UK – There is real hope for all concerned that the ongoing dispute over the future of the former Radlett aerodrome will be decided for once and for all by the 5th April this year. The plans to develop the site as an intermodal strategic rail freight exchange have been batted about between developers Helioslough Ltd., the local St Albans City & District Council, Planning Offices, Solicitors and various Government ministries since 2006. Now, as the matter which we have often reported on previously, seems to be heading for the end game we have tried to précis the story from its very beginnings.
The site is wholly within the Green Belt and is referred to as ‘Greenfield land’ a description applied to any previously undeveloped land or land which has reverted to its natural state. After an initial approach the request to grant planning permission was projected to be unsuccessful by the Council in November 2006 on thirteen separate grounds. One of these was that the transport assessment undertaken by Helioslough was deemed by the Highways Agency to be inadequate thus a decision was shelved.
In February 2007 planning was officially rejected, this time on fourteen counts unacceptable to the Council and the company was given six months to appeal which it duly did. By July Council officials were becoming concerned with the potential costs required to fight the forthcoming appeal, these were initially estimated as around £1 million of rate payers’ money. In September the date of the enquiry was set to commence on the 6th November and so the battle continued.
The first inquiry ended on the 19th December and the Secretary of State duly dismissed it in October 2008 only for a revised set of plans for the three and a half million square metre site to be lodged the following month. In July 2009 these plans were again rejected at Council level and, once again, the developer given six months to lodge an appeal which was duly done. In October the Council decided to set aside all or part of four of the fourteen objections to concentrate on the principal points of its argument, all this time local resistance under the STRiFE (Stop The Rail Freight Exchange) banner was building.
Once again the inquiry was launched at the end of the year, beginning on the 24th November 2009 and finishing a week before Christmas. Once again the Secretary of State mulled over the evidence until July the following year, and once again the appeal was thrown out but the Council was bloodied by additional costs for continuing to put forward arguments it had already lost at the previous appeal stage. By August Helioslough had spoken to us to say they had decided to continue to seek development of the site and so launched a High Court challenge in June last year.
On the 1st July 2011 His Honour Judge Milwyn Jarman QC decided in favour of Helioslough quashing the Secretary of State’s decision a year earlier on the grounds that the Secretary of State did not properly explain his reasons for disagreeing with the Planning Inspector’s recommendation of March 2010. The other three grounds of challenge were rejected by the Judge who referred the whole matter back to the Secretary of State for reconsideration. He wrote in turn to all parties inviting further representation after both the Secretary of State and the Council had opted not to appeal the Judge’s decision.
That brings us to the present day and now the Secretary of State has written to all parties saying he is now in a position to determine the matter and that a decision will be forthcoming by the 5th April. The letter (viewable HERE) has attached all the representations received by the Secretary of State which will lead to, what most parties sincerely hope, will be a final outcome.

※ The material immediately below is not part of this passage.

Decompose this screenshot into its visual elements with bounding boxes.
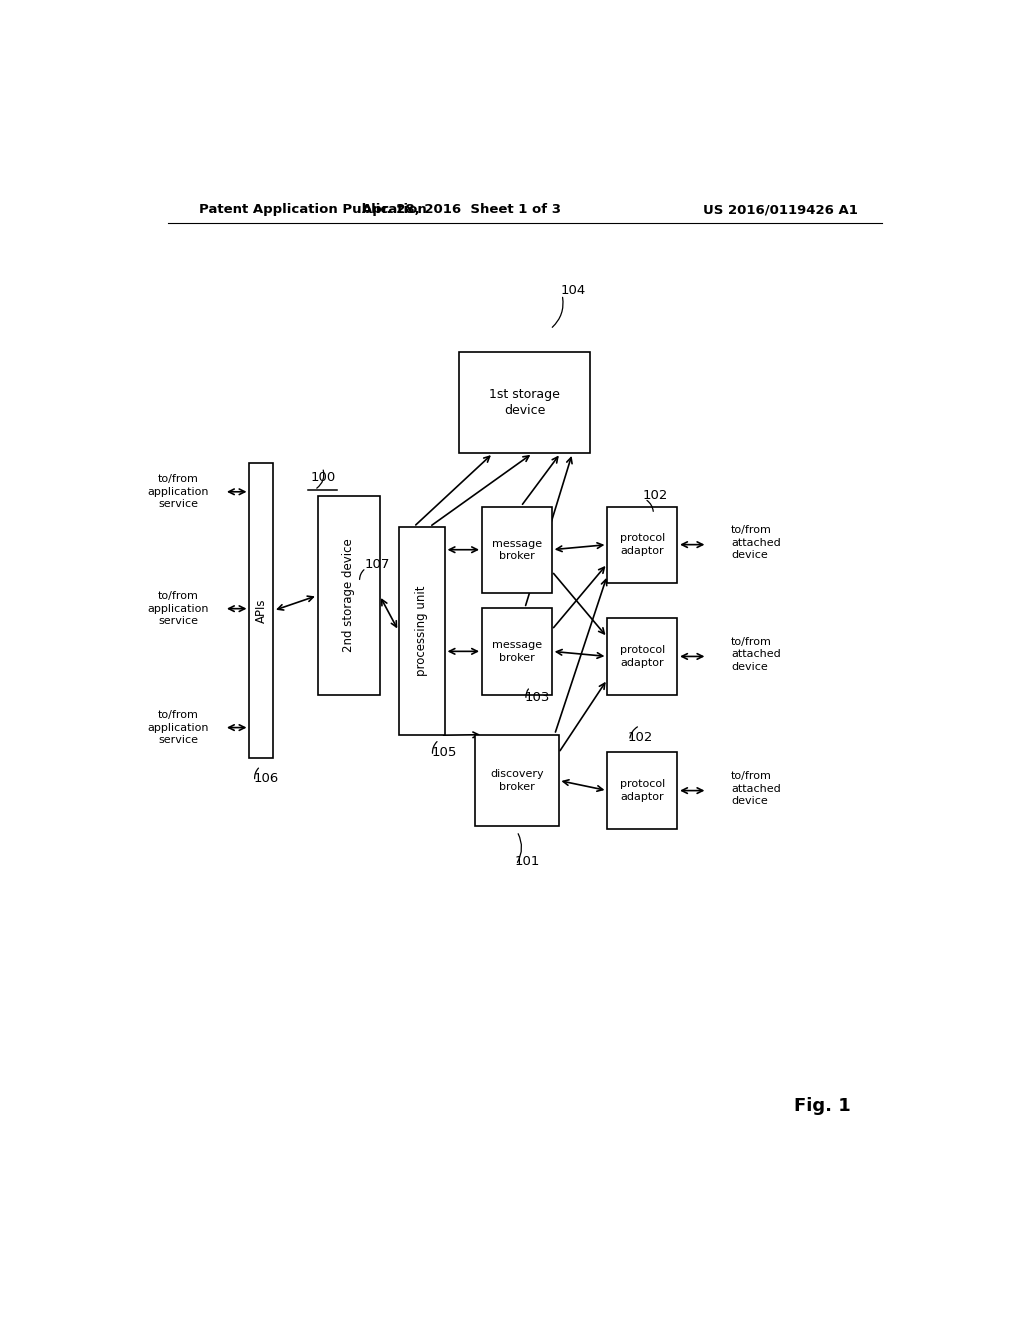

The matter of strategic rail freight exchanges is always, as we have pointed out before, an extremely emotive issue. Despite the perceived need to rationalise an increasing amount of intermodal traffic now that high cube containers are rapidly becoming the transport mode of choice for many companies concerned that their environmental credentials stack up there is an understandable reluctance on the part of local interest groups such as STRiFE to have the vast increase in road haulage traffic that such developments, somewhat ironically, engender.